Sí, pensó Brunetti, él sabía lo que ocurría.

—¿Algo más? —preguntó.

—No; nada más que eso. Nada que yo pudiera utilizar. Demasiadas veces he tenido que oír eso —la línea enmudeció.

Al igual que muchas personas dedicadas a tareas policiales, hacía tiempo que Brunetti había comprendido que los tentáculos de las varias mafias penetraban profundamente en todos los aspectos de la vida, incluidas la mayoría de instituciones públicas y muchas empresas privadas. Eran innumerables los policías y magistrados, trasladados a un remoto puesto de provincias en el preciso momento en que sus investigaciones empezaban a sacar a la luz embarazosas derivaciones hacia el Gobierno. Por más que el público tratara de cerrar los ojos, la evidencia de la profundidad y amplitud de la penetración era aplastante. ¿Acaso la prensa no había proclamado recientemente que las mafias, con noventa y tres mil millones de euros de beneficios anuales, eran la tercera empresa más importante del país?

Brunetti había observado cómo la Mafia y sus primas hermanas, la N'Dragheta y la Camorra, aumentaban su poder, pasando de ocupar oscuros y aislados rincones de sus investigaciones a erigirse en motores principales del mundo del crimen. Lo mismo que aquel aristócrata inglés, protagonista de una novela que había leído de niño:

La Pimpinela Escarlata.
Trató de recordar los versos que se referían a los que trataban de encontrarlo y destruirlo: «Lo buscan por aquí, lo buscan por allá, los franceses lo buscan por doquier.»¿O era un símil mejor la Hidra de Lerna, indestructible a causa de su infinidad de cabezas? Brunetti recordaba el alborozo con que la prensa había celebrado los arrestos de Riina, Provenzano y Lo Piccolo, con la sugerencia, repetida hasta la saciedad, de que, finalmente, el Gobierno había triunfado en su larga batalla contra el crimen organizado. Como si la muerte del presidente de la General Motors o la British Petroleum pudiera provocar la caída de estos monolitos. ¿Ignoraba la gente que existían los vicepresidentes?

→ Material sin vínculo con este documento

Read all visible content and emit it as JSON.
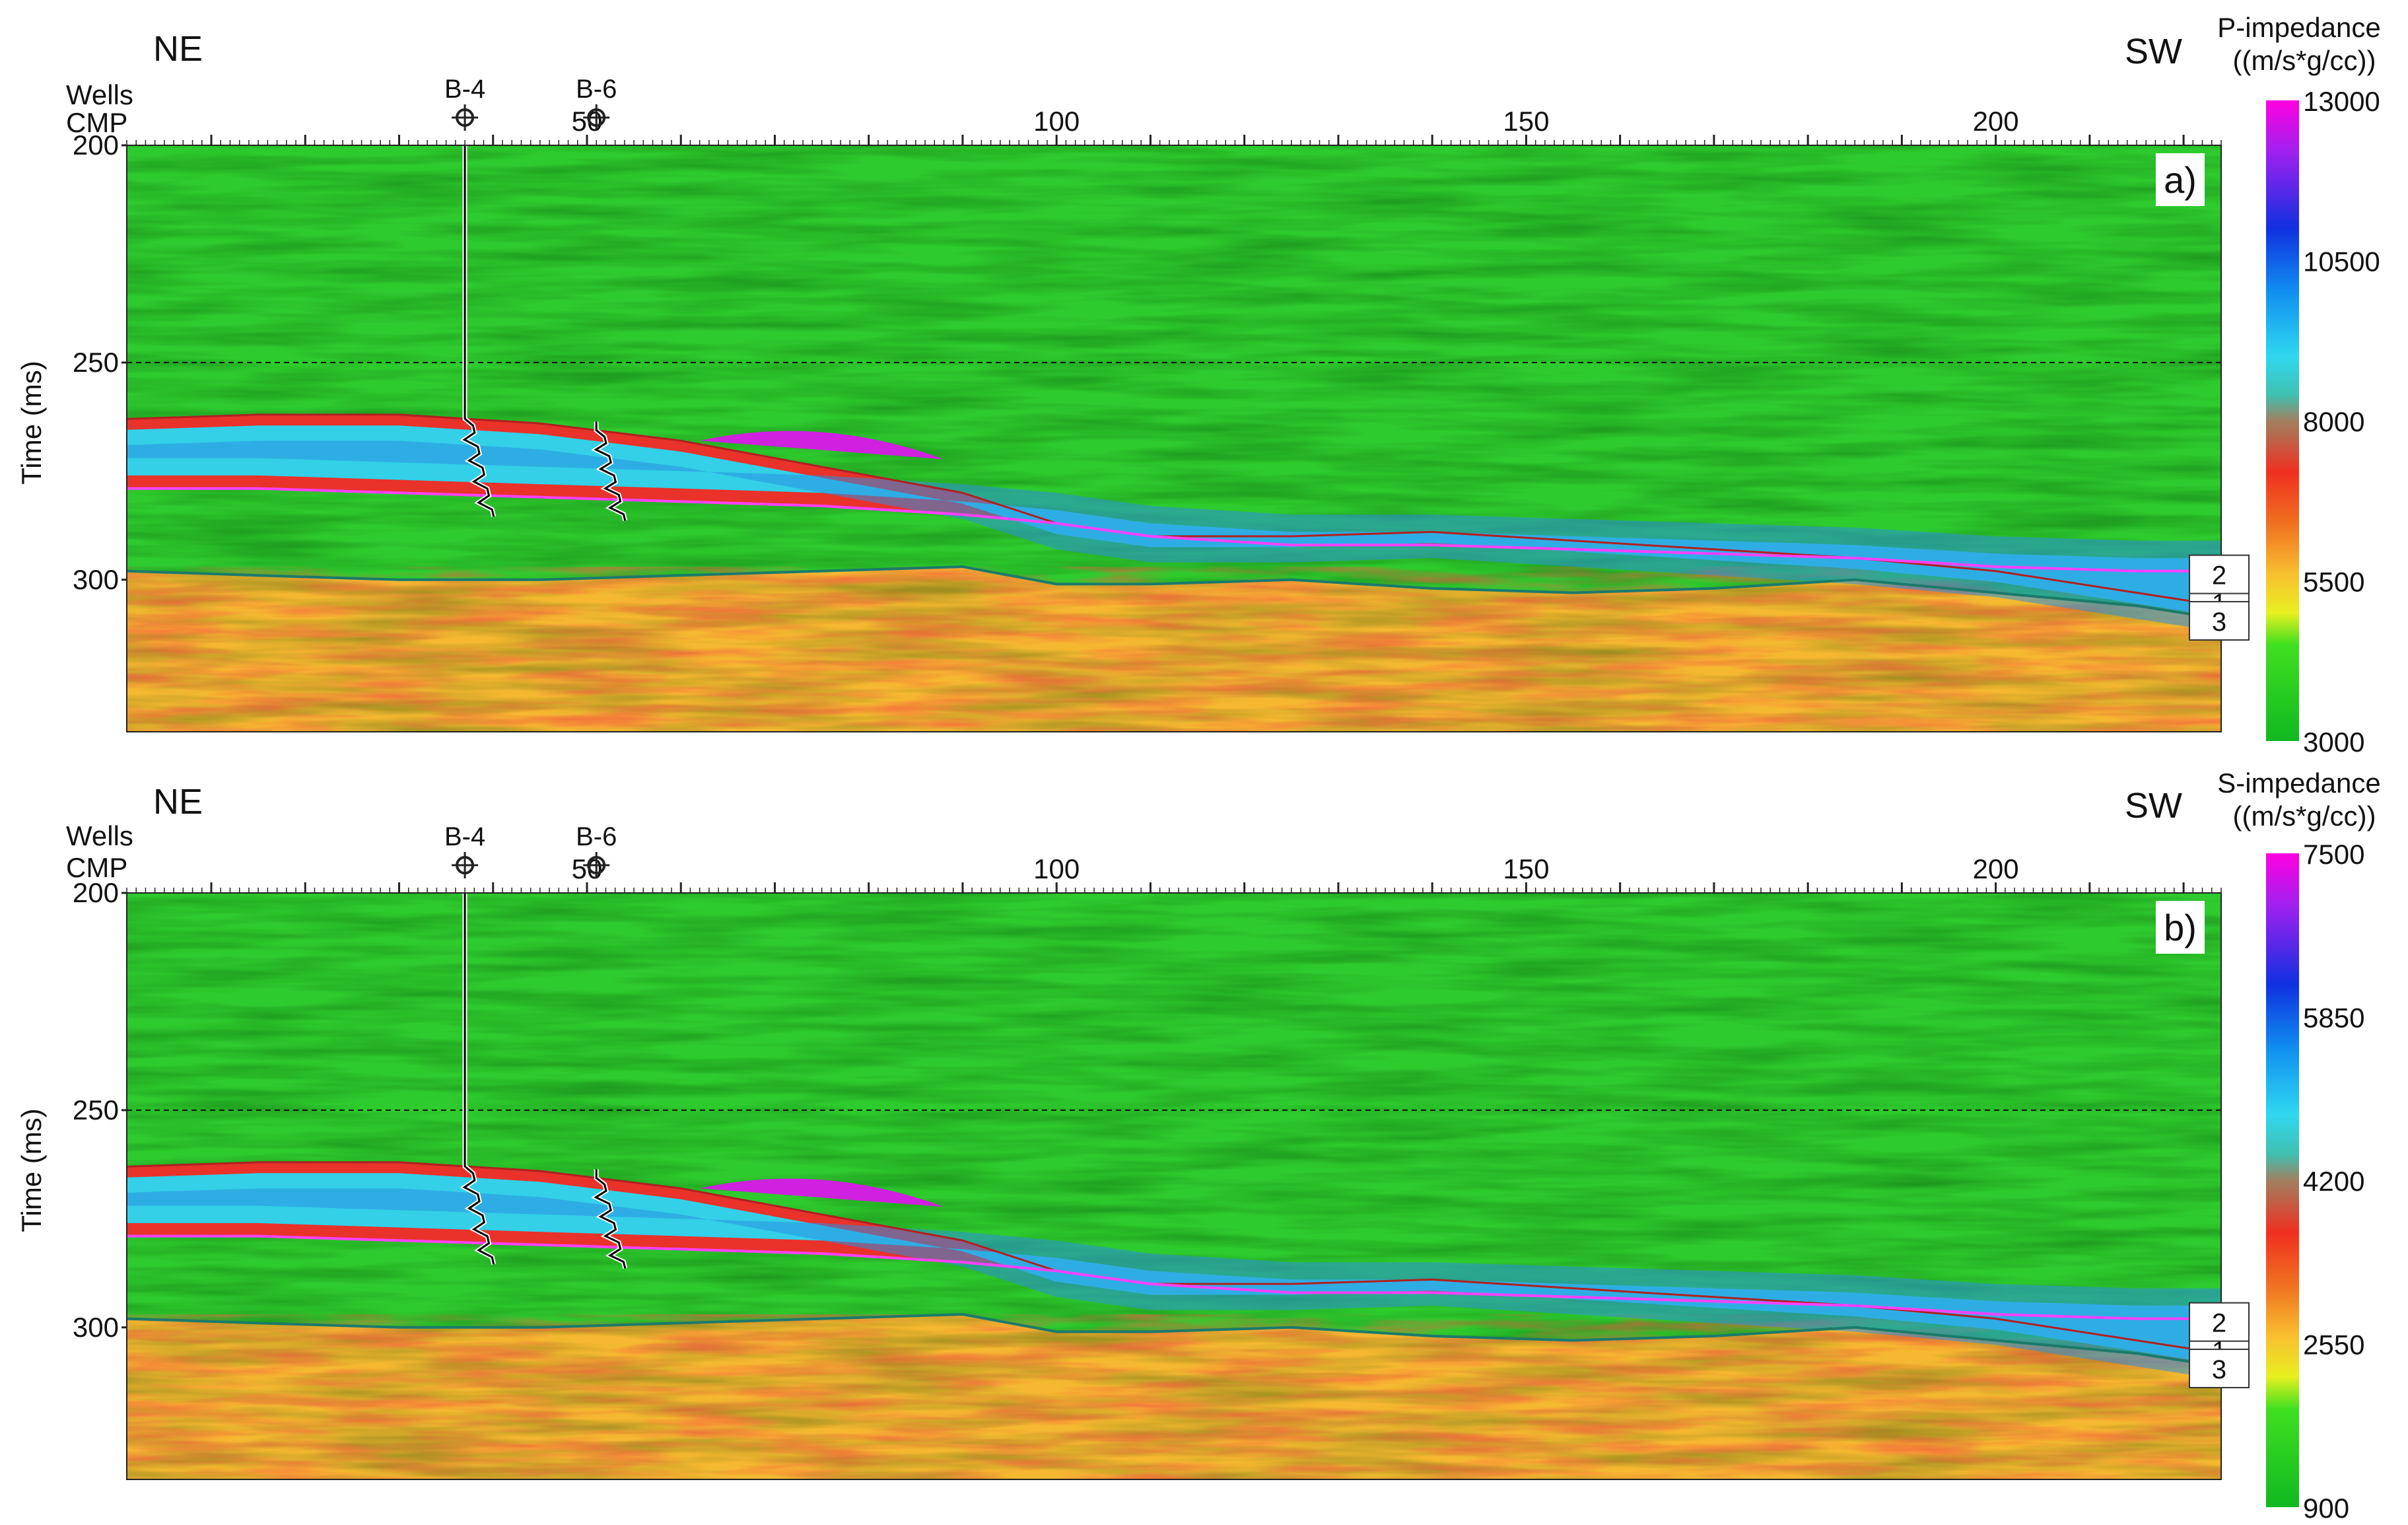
{
  "chart_data": [
    {
      "type": "heatmap",
      "panel_label": "a)",
      "left_label": "NE",
      "right_label": "SW",
      "row_labels": [
        "Wells",
        "CMP"
      ],
      "ylabel": "Time (ms)",
      "xlim": [
        1,
        224
      ],
      "ylim": [
        200,
        335
      ],
      "x_ticks": [
        50,
        100,
        150,
        200
      ],
      "y_ticks": [
        200,
        250,
        300
      ],
      "wells": [
        {
          "name": "B-4",
          "cmp": 37
        },
        {
          "name": "B-6",
          "cmp": 51
        }
      ],
      "colorbar": {
        "title_lines": [
          "P-impedance",
          "((m/s*g/cc))"
        ],
        "min": 3000,
        "max": 13000,
        "ticks": [
          13000,
          10500,
          8000,
          5500,
          3000
        ]
      },
      "horizons": [
        {
          "label": "1",
          "time": [
            263,
            262,
            262,
            264,
            268,
            274,
            280,
            287,
            290,
            290,
            289,
            291,
            293,
            295,
            298,
            303,
            306
          ]
        },
        {
          "label": "2",
          "time": [
            279,
            279,
            280,
            281,
            282,
            283,
            285,
            287,
            290,
            292,
            292,
            293,
            294,
            295,
            297,
            298,
            298
          ]
        },
        {
          "label": "3",
          "time": [
            298,
            299,
            300,
            300,
            299,
            298,
            297,
            301,
            301,
            300,
            302,
            303,
            302,
            300,
            303,
            306,
            309
          ]
        }
      ],
      "horizon_cmps": [
        1,
        15,
        30,
        45,
        60,
        75,
        90,
        100,
        110,
        125,
        140,
        155,
        170,
        185,
        200,
        215,
        224
      ],
      "reference_time": 250
    },
    {
      "type": "heatmap",
      "panel_label": "b)",
      "left_label": "NE",
      "right_label": "SW",
      "row_labels": [
        "Wells",
        "CMP"
      ],
      "ylabel": "Time (ms)",
      "xlim": [
        1,
        224
      ],
      "ylim": [
        200,
        335
      ],
      "x_ticks": [
        50,
        100,
        150,
        200
      ],
      "y_ticks": [
        200,
        250,
        300
      ],
      "wells": [
        {
          "name": "B-4",
          "cmp": 37
        },
        {
          "name": "B-6",
          "cmp": 51
        }
      ],
      "colorbar": {
        "title_lines": [
          "S-impedance",
          "((m/s*g/cc))"
        ],
        "min": 900,
        "max": 7500,
        "ticks": [
          7500,
          5850,
          4200,
          2550,
          900
        ]
      },
      "horizons": [
        {
          "label": "1",
          "time": [
            263,
            262,
            262,
            264,
            268,
            274,
            280,
            287,
            290,
            290,
            289,
            291,
            293,
            295,
            298,
            303,
            306
          ]
        },
        {
          "label": "2",
          "time": [
            279,
            279,
            280,
            281,
            282,
            283,
            285,
            287,
            290,
            292,
            292,
            293,
            294,
            295,
            297,
            298,
            298
          ]
        },
        {
          "label": "3",
          "time": [
            298,
            299,
            300,
            300,
            299,
            298,
            297,
            301,
            301,
            300,
            302,
            303,
            302,
            300,
            303,
            306,
            309
          ]
        }
      ],
      "horizon_cmps": [
        1,
        15,
        30,
        45,
        60,
        75,
        90,
        100,
        110,
        125,
        140,
        155,
        170,
        185,
        200,
        215,
        224
      ],
      "reference_time": 250
    }
  ],
  "colors": {
    "background": "#ffffff",
    "upper_green": "#2ecb2e",
    "lower_orange": "#f5b830",
    "horizon_magenta": "#ff40ff",
    "horizon_teal": "#1b7a6a",
    "reservoir_cyan": "#33d0e8"
  }
}
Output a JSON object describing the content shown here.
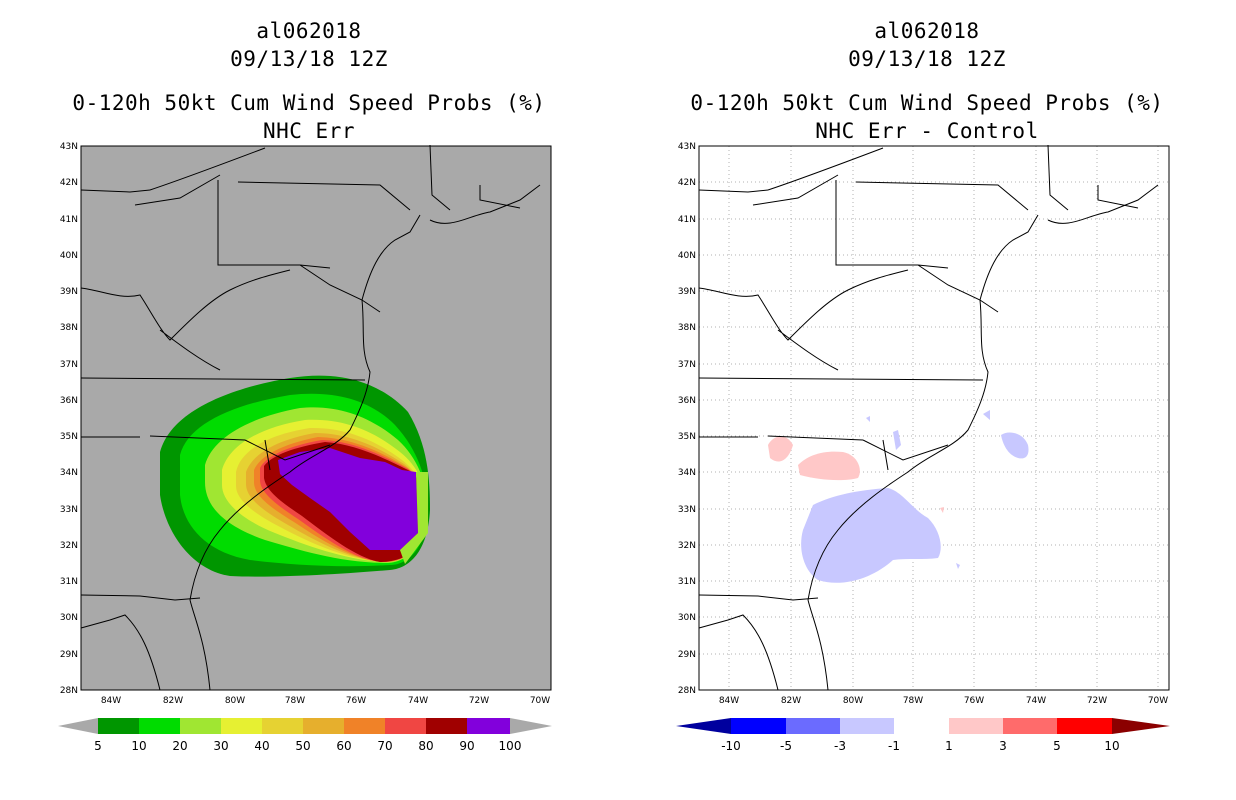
{
  "colors": {
    "left_background": "#a9a9a9",
    "prob_levels": [
      "#009600",
      "#00dc00",
      "#a0e632",
      "#e6f032",
      "#e6d232",
      "#e6af2d",
      "#f08228",
      "#f04643",
      "#a00000",
      "#8200dc"
    ],
    "diff_levels": [
      "#00009e",
      "#0000ff",
      "#6b6bff",
      "#c8c8ff",
      "#ffffff",
      "#ffc8c8",
      "#ff6b6b",
      "#ff0000",
      "#8b0000"
    ]
  },
  "left_panel": {
    "storm_id": "al062018",
    "date": "09/13/18 12Z",
    "product": "0-120h 50kt Cum Wind Speed Probs (%)",
    "subtitle": "NHC Err",
    "lat_labels": [
      "43N",
      "42N",
      "41N",
      "40N",
      "39N",
      "38N",
      "37N",
      "36N",
      "35N",
      "34N",
      "33N",
      "32N",
      "31N",
      "30N",
      "29N",
      "28N"
    ],
    "lon_labels": [
      "84W",
      "82W",
      "80W",
      "78W",
      "76W",
      "74W",
      "72W",
      "70W"
    ],
    "colorbar_ticks": [
      "5",
      "10",
      "20",
      "30",
      "40",
      "50",
      "60",
      "70",
      "80",
      "90",
      "100"
    ]
  },
  "right_panel": {
    "storm_id": "al062018",
    "date": "09/13/18 12Z",
    "product": "0-120h 50kt Cum Wind Speed Probs (%)",
    "subtitle": "NHC Err - Control",
    "lat_labels": [
      "43N",
      "42N",
      "41N",
      "40N",
      "39N",
      "38N",
      "37N",
      "36N",
      "35N",
      "34N",
      "33N",
      "32N",
      "31N",
      "30N",
      "29N",
      "28N"
    ],
    "lon_labels": [
      "84W",
      "82W",
      "80W",
      "78W",
      "76W",
      "74W",
      "72W",
      "70W"
    ],
    "colorbar_ticks": [
      "-10",
      "-5",
      "-3",
      "-1",
      "1",
      "3",
      "5",
      "10"
    ]
  }
}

Si acaso, el arresto de los dinosaurios abría paso a hombres más jóvenes, con estudios universitarios, más aptos para dirigir sus organizaciones como las corporaciones multinacionales en las que se habían convertido. Y Brunetti no podía olvidar que el arresto de dos de aquellos hombres se había producido por la misma época del indulto, aquel benéfico movimiento de la varita mágica judicial, que había puesto en libertad a más de veinticuatro mil criminales, muchos de ellos, soldados de a pie de la Mafia. Ah, qué acomodaticia puede ser la ley, en manos de quienes saben sacar de ella el mejor partido.

Capítulo 16

Brunetti decidió que sería conveniente hablar con Patta acerca de Guarino, pero el guardia de la entrada le dijo que el
vicequestore
había salido hacía una hora. Aliviado, subió a su despacho y llamó a Vianello. Cuando llegó el inspector, Brunetti le informó del viaje a Marghera, donde había visto el cadáver de Guarino, tendido de espaldas.